По ее словам, в доме Мартыняхиных она работает уже около двенадцати лет. И все эти годы, еженедельно, у себя дома она идет в местную церковь, где просит всех святых оградить ее от здешней дьявольщины. Только этим, по мнению Марии, она и спасается. Давно бы уже ушла в другое место, да учатся дети, денег на это требуется много.
– …Мне бы еще пару лет продержаться. И – все! Сразу же уйду. Тонька, хозяйка, вон тоже подумывает о том, чтобы отсюда свалить. Она и детей-то тут старается держать поменьше. А знаете, что мне думается? Это все не случайно. Наверное САМ, – женщина указала взглядом куда-то вверх, – так решил, чтобы здесь, в черном месте, собрались все самые черные люди. Вы заметили? Здесь красиво, здесь порядок. А ощущение такое, будто ты не в поселке, где живут люди, а на кладбище!..
Припомнила Мария и один необычный случай, происшедший с Мартыняхиным. Было это около месяца назад. Она готовила обед, как вдруг к ней вбежала горничная Соня и сообщила, что с Аркадием творится что-то очень странное. Они поспешили наверх, и в гостиной повариха увидела хозяина дома, который, сидя в кресле и вперив в экран телевизора остекленевший взгляд, водил перед собой руками, издавая нескончаемое, бессмысленное: «Хи-хи-хи-хи-хи…» По телевизору в это время шла какая-то телепрограмма про моделирование ландшафтного дизайна.
Не страдая комплексом начальствопочитания и избытком сантиментов, Мария простецки хлопнула Мартыняхина по плечу и спросила, как бы между прочим:
– Аркаша, ты чего? Юмор по телику уже закончился!
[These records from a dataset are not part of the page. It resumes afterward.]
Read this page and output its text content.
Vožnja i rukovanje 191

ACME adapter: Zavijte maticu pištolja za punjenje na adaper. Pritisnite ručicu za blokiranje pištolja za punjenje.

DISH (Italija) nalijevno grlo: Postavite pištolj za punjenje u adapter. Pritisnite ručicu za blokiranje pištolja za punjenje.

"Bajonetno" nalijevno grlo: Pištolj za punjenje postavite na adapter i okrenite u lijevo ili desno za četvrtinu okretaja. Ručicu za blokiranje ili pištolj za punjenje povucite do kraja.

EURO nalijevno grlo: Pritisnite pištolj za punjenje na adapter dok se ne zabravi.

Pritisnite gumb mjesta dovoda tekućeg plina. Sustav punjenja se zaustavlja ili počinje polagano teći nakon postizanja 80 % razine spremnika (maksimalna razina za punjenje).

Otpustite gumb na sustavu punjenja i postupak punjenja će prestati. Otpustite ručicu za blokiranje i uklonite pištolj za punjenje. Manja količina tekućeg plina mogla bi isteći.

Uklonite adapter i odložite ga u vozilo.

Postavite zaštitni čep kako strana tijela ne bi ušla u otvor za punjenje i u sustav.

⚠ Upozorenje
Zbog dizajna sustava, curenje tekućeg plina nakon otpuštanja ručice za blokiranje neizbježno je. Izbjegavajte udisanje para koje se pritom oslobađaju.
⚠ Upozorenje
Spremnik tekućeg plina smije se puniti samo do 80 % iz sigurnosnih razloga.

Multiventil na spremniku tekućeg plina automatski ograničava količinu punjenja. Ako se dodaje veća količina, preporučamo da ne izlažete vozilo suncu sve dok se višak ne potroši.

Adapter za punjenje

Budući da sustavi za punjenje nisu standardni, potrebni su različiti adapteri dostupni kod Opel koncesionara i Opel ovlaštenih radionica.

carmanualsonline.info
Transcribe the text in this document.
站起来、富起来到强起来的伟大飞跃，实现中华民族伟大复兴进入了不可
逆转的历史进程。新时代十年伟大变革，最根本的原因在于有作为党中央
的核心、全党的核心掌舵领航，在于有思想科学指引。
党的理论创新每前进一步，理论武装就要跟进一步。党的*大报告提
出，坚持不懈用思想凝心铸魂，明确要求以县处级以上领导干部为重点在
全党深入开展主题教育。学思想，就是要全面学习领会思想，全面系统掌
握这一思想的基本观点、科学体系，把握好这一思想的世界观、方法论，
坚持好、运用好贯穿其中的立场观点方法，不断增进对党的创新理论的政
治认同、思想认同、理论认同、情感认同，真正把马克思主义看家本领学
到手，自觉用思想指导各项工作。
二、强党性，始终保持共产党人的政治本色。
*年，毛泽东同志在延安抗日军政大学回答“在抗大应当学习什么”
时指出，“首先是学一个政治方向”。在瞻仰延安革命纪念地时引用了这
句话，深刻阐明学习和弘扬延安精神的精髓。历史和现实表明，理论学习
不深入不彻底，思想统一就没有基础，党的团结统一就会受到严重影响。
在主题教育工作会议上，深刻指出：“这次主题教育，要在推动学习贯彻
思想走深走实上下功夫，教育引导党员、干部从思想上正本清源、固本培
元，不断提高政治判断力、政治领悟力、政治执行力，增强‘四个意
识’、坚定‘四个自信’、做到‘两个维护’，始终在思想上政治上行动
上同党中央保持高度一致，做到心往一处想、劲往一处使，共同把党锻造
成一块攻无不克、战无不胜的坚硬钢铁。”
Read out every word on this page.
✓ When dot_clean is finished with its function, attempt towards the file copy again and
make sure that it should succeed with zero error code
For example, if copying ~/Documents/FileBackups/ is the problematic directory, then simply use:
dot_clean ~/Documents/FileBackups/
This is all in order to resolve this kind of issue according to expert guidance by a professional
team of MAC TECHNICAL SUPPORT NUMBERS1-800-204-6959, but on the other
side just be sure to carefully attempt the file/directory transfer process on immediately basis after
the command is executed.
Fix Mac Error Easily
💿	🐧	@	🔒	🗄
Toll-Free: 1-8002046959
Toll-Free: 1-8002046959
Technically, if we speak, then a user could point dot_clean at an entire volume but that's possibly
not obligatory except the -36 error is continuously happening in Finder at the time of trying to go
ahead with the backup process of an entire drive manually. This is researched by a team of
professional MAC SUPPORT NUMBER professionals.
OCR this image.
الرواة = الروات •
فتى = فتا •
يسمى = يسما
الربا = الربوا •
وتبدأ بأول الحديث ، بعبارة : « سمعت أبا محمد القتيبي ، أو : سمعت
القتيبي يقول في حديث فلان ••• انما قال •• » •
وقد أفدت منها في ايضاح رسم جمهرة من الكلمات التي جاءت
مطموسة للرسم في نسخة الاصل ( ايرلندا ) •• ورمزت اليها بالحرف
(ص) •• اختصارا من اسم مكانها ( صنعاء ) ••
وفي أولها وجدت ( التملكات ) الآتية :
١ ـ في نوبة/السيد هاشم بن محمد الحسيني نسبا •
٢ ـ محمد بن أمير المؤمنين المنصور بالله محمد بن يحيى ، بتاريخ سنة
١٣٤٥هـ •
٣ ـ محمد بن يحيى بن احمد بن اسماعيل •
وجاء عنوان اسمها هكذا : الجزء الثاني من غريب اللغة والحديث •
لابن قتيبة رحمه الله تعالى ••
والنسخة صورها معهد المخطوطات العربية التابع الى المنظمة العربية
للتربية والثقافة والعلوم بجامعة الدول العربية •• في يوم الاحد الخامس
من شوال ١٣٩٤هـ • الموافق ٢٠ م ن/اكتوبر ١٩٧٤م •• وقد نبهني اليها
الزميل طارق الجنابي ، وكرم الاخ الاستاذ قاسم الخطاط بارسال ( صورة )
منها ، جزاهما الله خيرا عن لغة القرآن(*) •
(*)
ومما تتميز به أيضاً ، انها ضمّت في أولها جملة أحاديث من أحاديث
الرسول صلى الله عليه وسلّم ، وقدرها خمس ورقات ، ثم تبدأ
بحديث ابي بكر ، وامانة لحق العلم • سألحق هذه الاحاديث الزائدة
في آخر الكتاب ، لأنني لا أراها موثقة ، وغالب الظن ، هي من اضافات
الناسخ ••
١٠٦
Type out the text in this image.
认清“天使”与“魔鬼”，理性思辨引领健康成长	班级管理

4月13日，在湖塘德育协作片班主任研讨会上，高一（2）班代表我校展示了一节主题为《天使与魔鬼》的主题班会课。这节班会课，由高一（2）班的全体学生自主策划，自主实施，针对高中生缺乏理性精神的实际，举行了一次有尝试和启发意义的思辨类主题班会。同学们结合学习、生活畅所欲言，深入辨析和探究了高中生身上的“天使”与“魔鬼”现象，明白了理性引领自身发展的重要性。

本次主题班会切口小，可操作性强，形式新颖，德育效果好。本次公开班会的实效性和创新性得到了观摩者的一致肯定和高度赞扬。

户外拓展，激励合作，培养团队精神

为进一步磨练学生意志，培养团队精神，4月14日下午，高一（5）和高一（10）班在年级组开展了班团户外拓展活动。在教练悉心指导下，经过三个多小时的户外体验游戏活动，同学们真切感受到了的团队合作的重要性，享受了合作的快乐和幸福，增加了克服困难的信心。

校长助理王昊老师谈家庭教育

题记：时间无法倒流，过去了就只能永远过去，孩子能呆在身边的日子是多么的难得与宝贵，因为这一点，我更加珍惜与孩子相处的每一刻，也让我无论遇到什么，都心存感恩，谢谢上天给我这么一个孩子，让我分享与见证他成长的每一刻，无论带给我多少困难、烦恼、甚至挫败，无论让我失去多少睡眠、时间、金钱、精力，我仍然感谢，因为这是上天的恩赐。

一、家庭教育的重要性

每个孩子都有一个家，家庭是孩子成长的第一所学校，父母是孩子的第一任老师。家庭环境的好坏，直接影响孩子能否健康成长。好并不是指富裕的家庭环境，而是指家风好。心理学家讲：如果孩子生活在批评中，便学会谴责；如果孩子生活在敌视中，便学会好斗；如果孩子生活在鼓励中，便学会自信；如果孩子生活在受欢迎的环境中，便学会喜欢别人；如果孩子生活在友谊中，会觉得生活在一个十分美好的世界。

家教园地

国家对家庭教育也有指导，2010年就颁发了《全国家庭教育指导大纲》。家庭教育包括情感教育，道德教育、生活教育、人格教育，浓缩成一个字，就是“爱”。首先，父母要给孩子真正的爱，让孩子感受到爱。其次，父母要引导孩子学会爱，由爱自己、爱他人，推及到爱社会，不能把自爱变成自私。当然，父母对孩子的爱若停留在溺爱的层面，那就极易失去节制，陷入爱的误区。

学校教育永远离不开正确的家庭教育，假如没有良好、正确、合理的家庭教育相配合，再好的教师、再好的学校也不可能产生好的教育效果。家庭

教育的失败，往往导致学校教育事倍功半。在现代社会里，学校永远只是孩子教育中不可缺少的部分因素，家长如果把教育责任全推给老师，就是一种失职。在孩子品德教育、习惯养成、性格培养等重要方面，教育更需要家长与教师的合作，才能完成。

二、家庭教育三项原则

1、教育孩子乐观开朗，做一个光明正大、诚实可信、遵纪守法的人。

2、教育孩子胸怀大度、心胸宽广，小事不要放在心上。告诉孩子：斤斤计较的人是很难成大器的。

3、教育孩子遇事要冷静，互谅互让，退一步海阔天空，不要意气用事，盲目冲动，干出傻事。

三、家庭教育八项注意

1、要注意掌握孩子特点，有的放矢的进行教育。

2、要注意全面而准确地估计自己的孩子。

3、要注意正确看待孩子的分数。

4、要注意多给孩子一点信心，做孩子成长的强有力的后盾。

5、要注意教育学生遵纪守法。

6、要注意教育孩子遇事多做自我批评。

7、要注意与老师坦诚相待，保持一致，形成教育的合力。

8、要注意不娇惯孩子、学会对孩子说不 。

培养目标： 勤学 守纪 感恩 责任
Словно очнувшись от какого-то наваждения, тот некоторое время молча, с недоумением взирал на обеих женщин. Но потом, как видно, вспомнив, что с ним только что было, строго-настрого приказал об этом не рассказывать ни одной живой душе. Особенно Антонине. Мысленно проанализировав рассказанное, Гуров пришел к выводу, что это могло быть следствием действия какого-то препарата седативного или даже наркотического действия.
– Кстати, а каковы были взаимоотношения между Мартыняхиным и Соней? – поинтересовался он как бы между прочим. – Антонина сказала, что всех горничных, замеченных в интимных отношениях с ее мужем, она немедленно выгоняет. Соня, получается, не поддалась на его приставания?